Section 5 (2) adds: “The Directors shall be selected from among persons who have wide experience and ability in legal, financial, business or administrative matters, one of whom shall be nominated by the National Assembly and one of whom shall be a representative of the Private Sector.” The Legislation makes similar provisions for appointments to the Public Accountability and Oversight Committee.
Though hesitant, Chairman of the A Partnership for National Unity (APNU), Aubrey Norton, on Tuesday, disclosed that it was important to have an Opposition nominee sit on the NRF Board of Directors to allow for scrutiny, checks and balances, although it is the Opposition’s intention to challenge the legality of the NRF Act in the Courts. “If we leave you the Natural Resource Fund without scrutiny, one, you will be excluding yourself from knowing what is happening, and two, you will be making the ground much easier for the PPP to not only continue to expand its corruption. So we have taken a pragmatic approach, which says, we will challenge it, we will argue that it hasn’t been legally passed …but in the interest of the people of Guyana, we will scrutinize and monitor to ensure we can contribute to a reduction in PPP corruption,” Norton had explained.

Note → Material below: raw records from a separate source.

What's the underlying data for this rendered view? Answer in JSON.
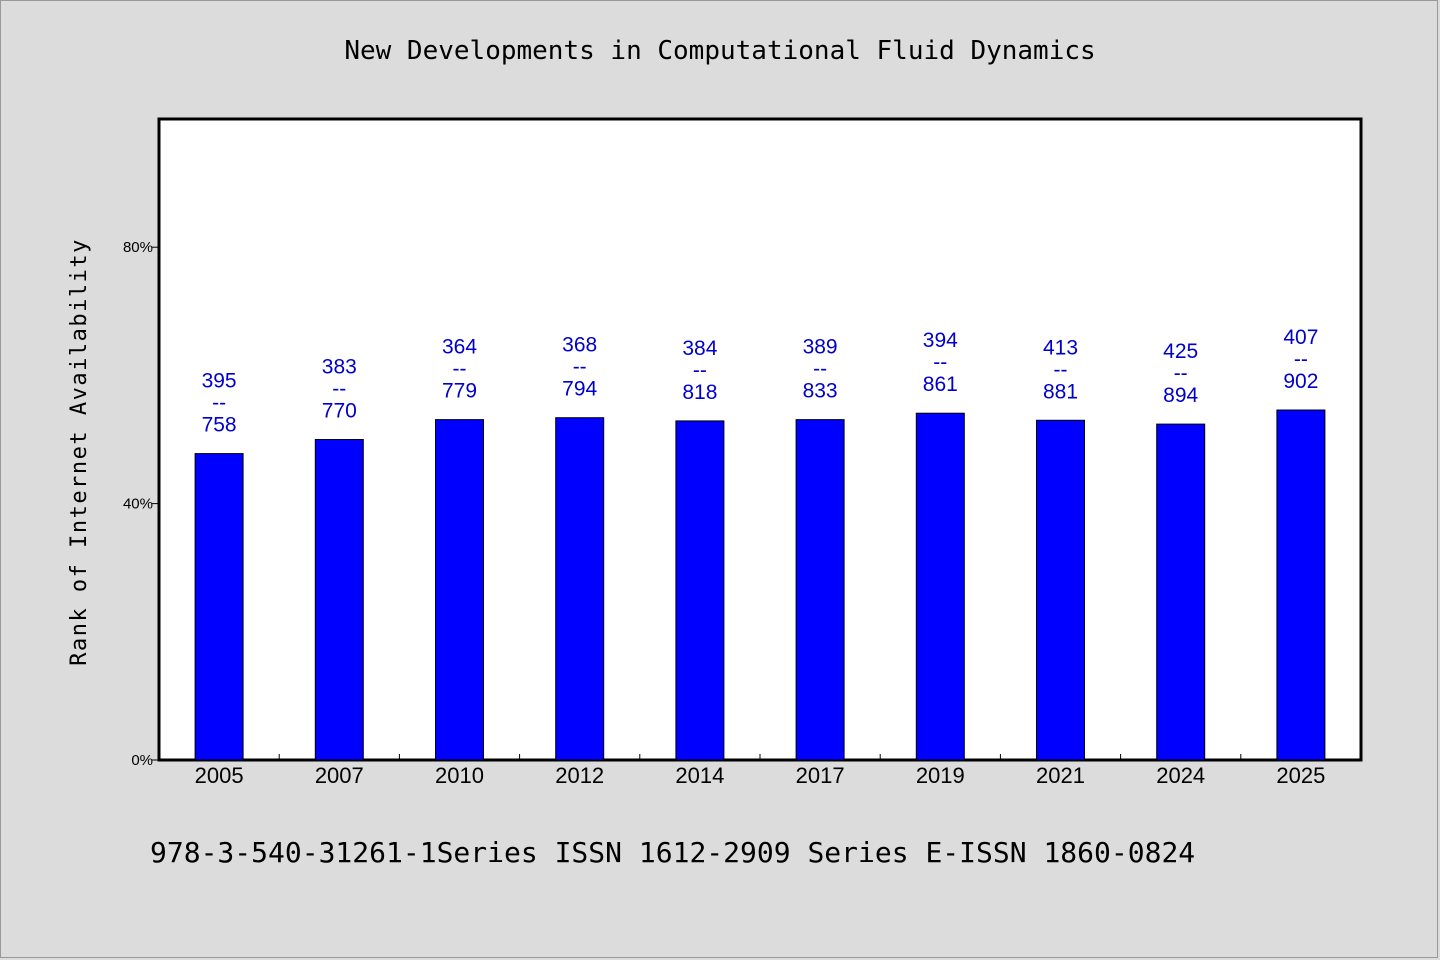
{
  "chart_data": {
    "type": "bar",
    "title": "New Developments in Computational Fluid Dynamics",
    "xlabel": "",
    "ylabel": "Rank of Internet Availability",
    "categories": [
      "2005",
      "2007",
      "2010",
      "2012",
      "2014",
      "2017",
      "2019",
      "2021",
      "2024",
      "2025"
    ],
    "values": [
      47.8,
      50.0,
      53.1,
      53.4,
      52.9,
      53.1,
      54.1,
      53.0,
      52.4,
      54.6
    ],
    "data_labels": [
      "395\n--\n758",
      "383\n--\n770",
      "364\n--\n779",
      "368\n--\n794",
      "384\n--\n818",
      "389\n--\n833",
      "394\n--\n861",
      "413\n--\n881",
      "425\n--\n894",
      "407\n--\n902"
    ],
    "yticks": [
      0,
      40,
      80
    ],
    "ytick_labels": [
      "0%",
      "40%",
      "80%"
    ],
    "ylim": [
      0,
      100
    ],
    "bar_color": "#0000ff",
    "label_color": "#0000cc",
    "grid": false,
    "legend": "none"
  },
  "footer": {
    "note": "978-3-540-31261-1Series ISSN 1612-2909 Series E-ISSN 1860-0824"
  },
  "colors": {
    "background": "#dcdcdc",
    "plot_background": "#ffffff"
  }
}
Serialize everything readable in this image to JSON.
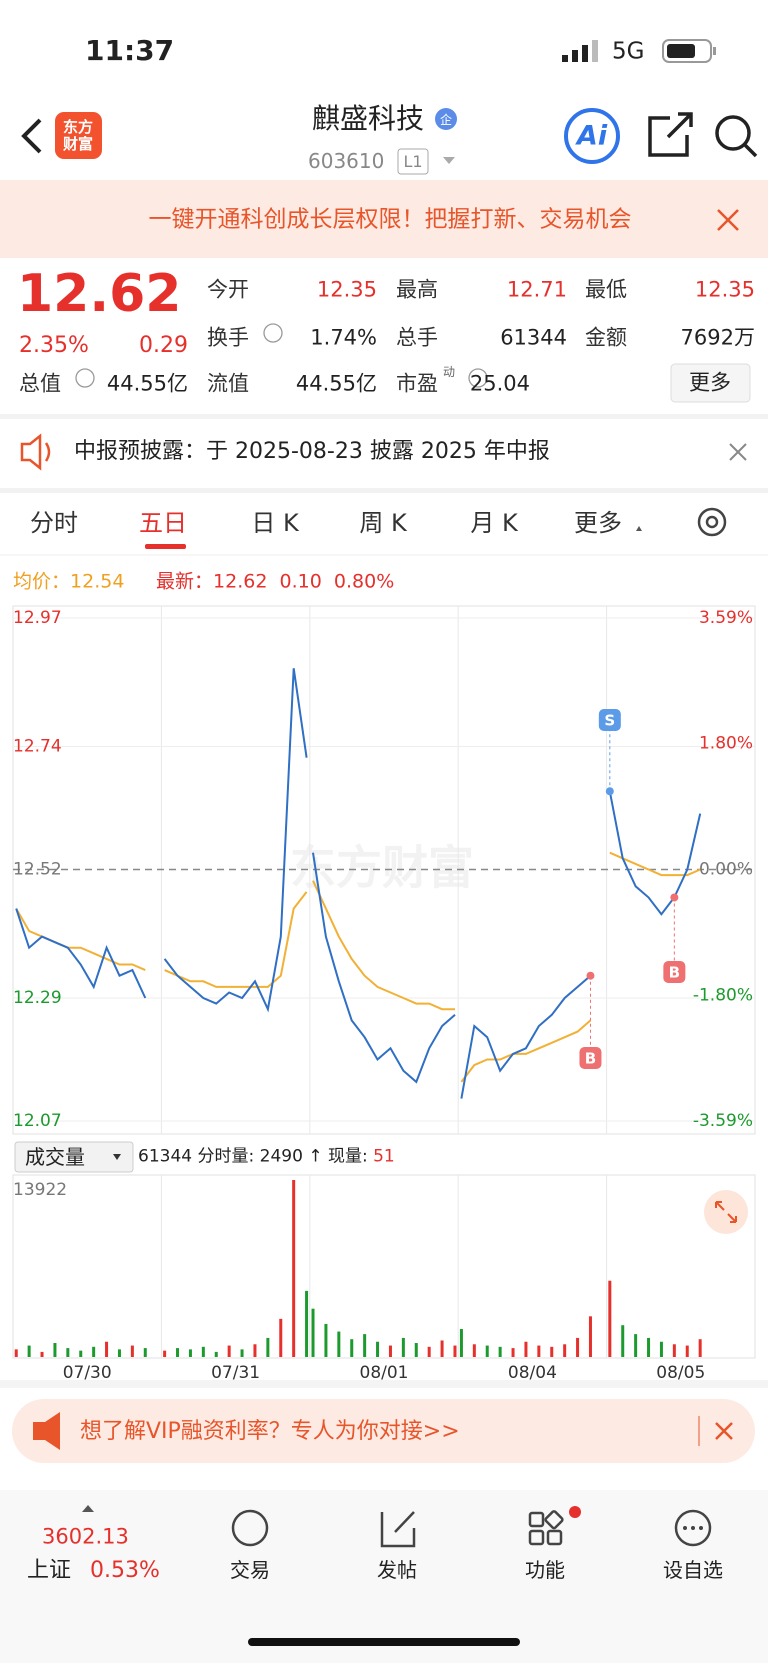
{
  "status_bar": {
    "time": "11:37",
    "network": "5G"
  },
  "header": {
    "logo": "东方财富",
    "title": "麒盛科技",
    "badge": "企",
    "code": "603610",
    "level": "L1",
    "ai": "Ai"
  },
  "banner": {
    "text": "一键开通科创成长层权限！把握打新、交易机会"
  },
  "quote": {
    "price": "12.62",
    "change_pct": "2.35%",
    "change": "0.29",
    "fields": [
      {
        "label": "今开",
        "value": "12.35"
      },
      {
        "label": "最高",
        "value": "12.71"
      },
      {
        "label": "最低",
        "value": "12.35"
      },
      {
        "label": "换手",
        "value": "1.74%"
      },
      {
        "label": "总手",
        "value": "61344"
      },
      {
        "label": "金额",
        "value": "7692万"
      },
      {
        "label": "总值",
        "value": "44.55亿"
      },
      {
        "label": "流值",
        "value": "44.55亿"
      },
      {
        "label": "市盈",
        "sup": "动",
        "value": "25.04"
      }
    ],
    "more": "更多"
  },
  "notice": {
    "text": "中报预披露：于 2025-08-23 披露 2025 年中报"
  },
  "tabs": {
    "items": [
      "分时",
      "五日",
      "日 K",
      "周 K",
      "月 K",
      "更多"
    ],
    "active": 1
  },
  "legend": {
    "avg_label": "均价：",
    "avg": "12.54",
    "last_label": "最新：",
    "last": "12.62",
    "change": "0.10",
    "pct": "0.80%"
  },
  "chart_data": {
    "type": "line",
    "watermark": "东方财富",
    "ylim": [
      12.07,
      12.97
    ],
    "yticks": [
      12.97,
      12.74,
      12.52,
      12.29,
      12.07
    ],
    "y2lim": [
      -3.59,
      3.59
    ],
    "y2ticks": [
      {
        "value": 3.59,
        "label": "3.59%"
      },
      {
        "value": 1.8,
        "label": "1.80%"
      },
      {
        "value": 0,
        "label": "0.00%"
      },
      {
        "value": -1.8,
        "label": "-1.80%"
      },
      {
        "value": -3.59,
        "label": "-3.59%"
      }
    ],
    "price_color": "#2f6fc4",
    "average_color": "#f2b035",
    "up_color": "#e5302c",
    "down_color": "#1d9a2e",
    "volume_ylim": [
      0,
      13922
    ],
    "volume_yticks": [
      13922
    ],
    "days": [
      {
        "label": "07/30",
        "price": [
          12.45,
          12.38,
          12.4,
          12.39,
          12.38,
          12.35,
          12.31,
          12.38,
          12.33,
          12.34,
          12.29
        ],
        "average": [
          12.45,
          12.41,
          12.4,
          12.39,
          12.38,
          12.38,
          12.37,
          12.36,
          12.35,
          12.35,
          12.34
        ],
        "volume": [
          600,
          900,
          400,
          1100,
          700,
          500,
          800,
          1200,
          600,
          900,
          700
        ]
      },
      {
        "label": "07/31",
        "price": [
          12.36,
          12.33,
          12.31,
          12.29,
          12.28,
          12.3,
          12.29,
          12.32,
          12.27,
          12.4,
          12.88,
          12.72
        ],
        "average": [
          12.34,
          12.33,
          12.32,
          12.32,
          12.31,
          12.31,
          12.31,
          12.31,
          12.31,
          12.33,
          12.45,
          12.48
        ],
        "volume": [
          500,
          700,
          600,
          800,
          400,
          900,
          600,
          1000,
          1500,
          3000,
          13922,
          5200
        ]
      },
      {
        "label": "08/01",
        "price": [
          12.55,
          12.4,
          12.32,
          12.25,
          12.22,
          12.18,
          12.2,
          12.16,
          12.14,
          12.2,
          12.24,
          12.26
        ],
        "average": [
          12.5,
          12.45,
          12.4,
          12.36,
          12.33,
          12.31,
          12.3,
          12.29,
          12.28,
          12.28,
          12.27,
          12.27
        ],
        "volume": [
          3800,
          2600,
          2000,
          1400,
          1800,
          1200,
          900,
          1500,
          1100,
          800,
          1300,
          900
        ]
      },
      {
        "label": "08/04",
        "price": [
          12.11,
          12.24,
          12.22,
          12.16,
          12.19,
          12.2,
          12.24,
          12.26,
          12.29,
          12.31,
          12.33
        ],
        "average": [
          12.14,
          12.17,
          12.18,
          12.18,
          12.19,
          12.19,
          12.2,
          12.21,
          12.22,
          12.23,
          12.25
        ],
        "volume": [
          2200,
          1000,
          900,
          800,
          700,
          1200,
          900,
          800,
          1000,
          1500,
          3200
        ]
      },
      {
        "label": "08/05",
        "price": [
          12.66,
          12.54,
          12.49,
          12.47,
          12.44,
          12.47,
          12.52,
          12.62
        ],
        "average": [
          12.55,
          12.54,
          12.53,
          12.52,
          12.51,
          12.51,
          12.51,
          12.52
        ],
        "volume": [
          6000,
          2500,
          1800,
          1500,
          1200,
          1000,
          900,
          1400
        ]
      }
    ],
    "trade_markers": [
      "S",
      "B",
      "B"
    ]
  },
  "volume_header": {
    "selector": "成交量",
    "total": "61344",
    "slice_label": "分时量:",
    "slice": "2490",
    "arrow": "↑",
    "now_label": "现量:",
    "now": "51"
  },
  "ad": {
    "text": "想了解VIP融资利率？专人为你对接>>"
  },
  "bottom": {
    "index_value": "3602.13",
    "index_name": "上证",
    "index_pct": "0.53%",
    "items": [
      "交易",
      "发帖",
      "功能",
      "设自选"
    ]
  }
}
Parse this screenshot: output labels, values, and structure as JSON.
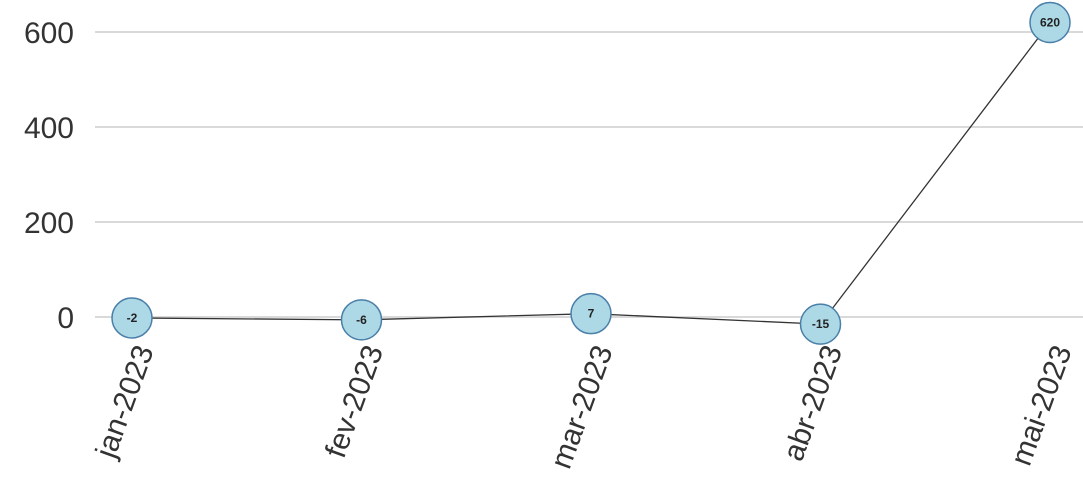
{
  "chart_data": {
    "type": "line",
    "categories": [
      "jan-2023",
      "fev-2023",
      "mar-2023",
      "abr-2023",
      "mai-2023"
    ],
    "values": [
      -2,
      -6,
      7,
      -15,
      620
    ],
    "data_labels": [
      "-2",
      "-6",
      "7",
      "-15",
      "620"
    ],
    "y_ticks": [
      "0",
      "200",
      "400",
      "600"
    ],
    "ylim": [
      -50,
      640
    ],
    "grid": "horizontal",
    "colors": {
      "point_fill": "#add8e6",
      "point_stroke": "#4a7fa8",
      "line": "#333333",
      "grid": "#d9d9d9"
    }
  }
}
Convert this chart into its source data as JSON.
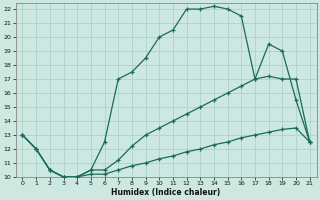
{
  "xlabel": "Humidex (Indice chaleur)",
  "bg_color": "#cce8e0",
  "grid_color": "#aad4c8",
  "line_color": "#1a6b5a",
  "xlim": [
    -0.5,
    21.5
  ],
  "ylim": [
    10,
    22.4
  ],
  "xticks": [
    0,
    1,
    2,
    3,
    4,
    5,
    6,
    7,
    8,
    9,
    10,
    11,
    12,
    13,
    14,
    15,
    16,
    17,
    18,
    19,
    20,
    21
  ],
  "yticks": [
    10,
    11,
    12,
    13,
    14,
    15,
    16,
    17,
    18,
    19,
    20,
    21,
    22
  ],
  "line_upper_x": [
    0,
    1,
    2,
    3,
    4,
    5,
    6,
    7,
    8,
    9,
    10,
    11,
    12,
    13,
    14,
    15,
    16,
    17,
    18,
    19,
    20,
    21
  ],
  "line_upper_y": [
    13,
    12,
    10.5,
    10,
    10,
    10.5,
    12.5,
    17,
    17.5,
    18.5,
    20,
    20.5,
    22,
    22,
    22.2,
    22,
    21.5,
    17,
    19.5,
    19,
    15.5,
    12.5
  ],
  "line_mid_x": [
    0,
    1,
    2,
    3,
    4,
    5,
    6,
    7,
    8,
    9,
    10,
    11,
    12,
    13,
    14,
    15,
    16,
    17,
    18,
    19,
    20,
    21
  ],
  "line_mid_y": [
    13,
    12,
    10.5,
    10,
    10,
    10.5,
    10.5,
    11.2,
    12.2,
    13,
    13.5,
    14,
    14.5,
    15,
    15.5,
    16,
    16.5,
    17,
    17.2,
    17,
    17,
    12.5
  ],
  "line_low_x": [
    0,
    1,
    2,
    3,
    4,
    5,
    6,
    7,
    8,
    9,
    10,
    11,
    12,
    13,
    14,
    15,
    16,
    17,
    18,
    19,
    20,
    21
  ],
  "line_low_y": [
    13,
    12,
    10.5,
    10,
    10,
    10.2,
    10.2,
    10.5,
    10.8,
    11,
    11.3,
    11.5,
    11.8,
    12,
    12.3,
    12.5,
    12.8,
    13,
    13.2,
    13.4,
    13.5,
    12.5
  ]
}
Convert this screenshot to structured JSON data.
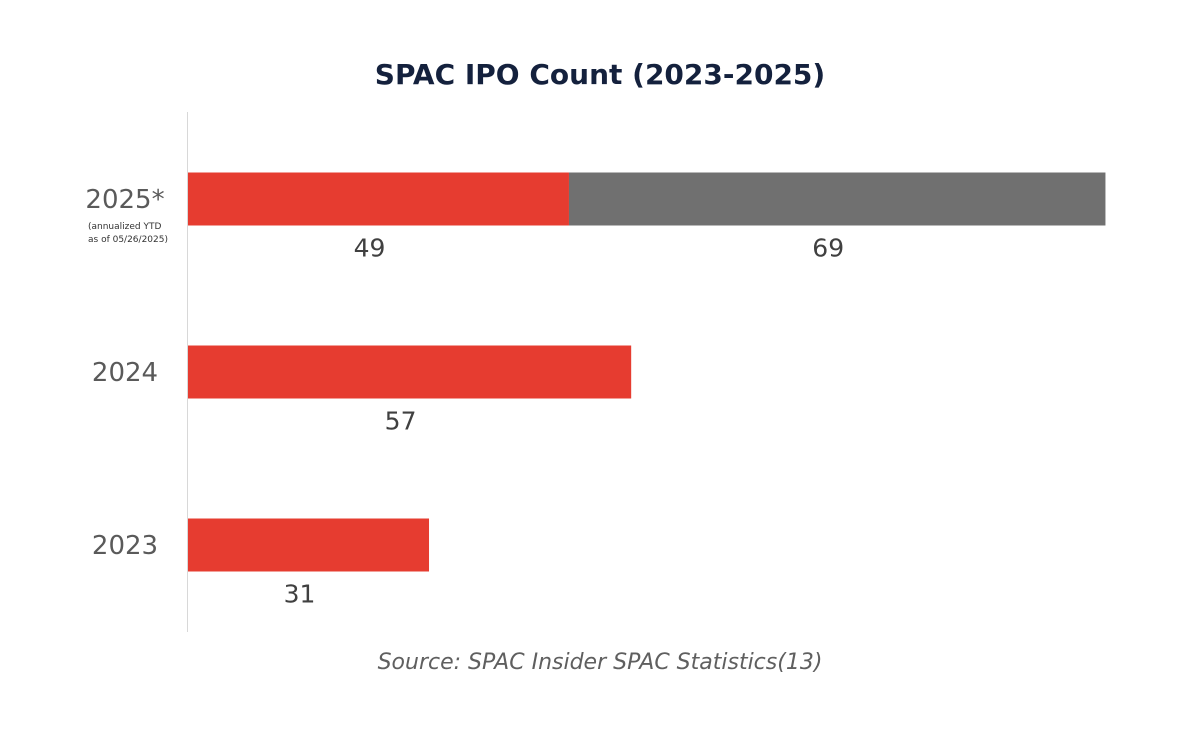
{
  "chart_data": {
    "type": "bar",
    "orientation": "horizontal",
    "stacked": true,
    "title": "SPAC IPO Count (2023-2025)",
    "categories": [
      "2025*",
      "2024",
      "2023"
    ],
    "category_notes": [
      "(annualized YTD",
      "as of 05/26/2025)"
    ],
    "series": [
      {
        "values": [
          49,
          57,
          31
        ],
        "color": "#e63c30"
      },
      {
        "values": [
          69,
          null,
          null
        ],
        "color": "#707070"
      }
    ],
    "xlim": [
      0,
      120
    ],
    "grid": false,
    "source": "Source: SPAC Insider SPAC Statistics(13)"
  }
}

According to him, the coalition is actively compiling a case against the Government with regards to the legality of the NRF Legislation. “First of all we believe that the Natural Resource Fund [Act] was rammed through the Parliament; we believe that there wasn’t adequate consultation; we also believe that in the absence of the mace, it could not have been legally passed, and therefore, as far as I know, work is still being done to put together the entire case to challenge it,” he said.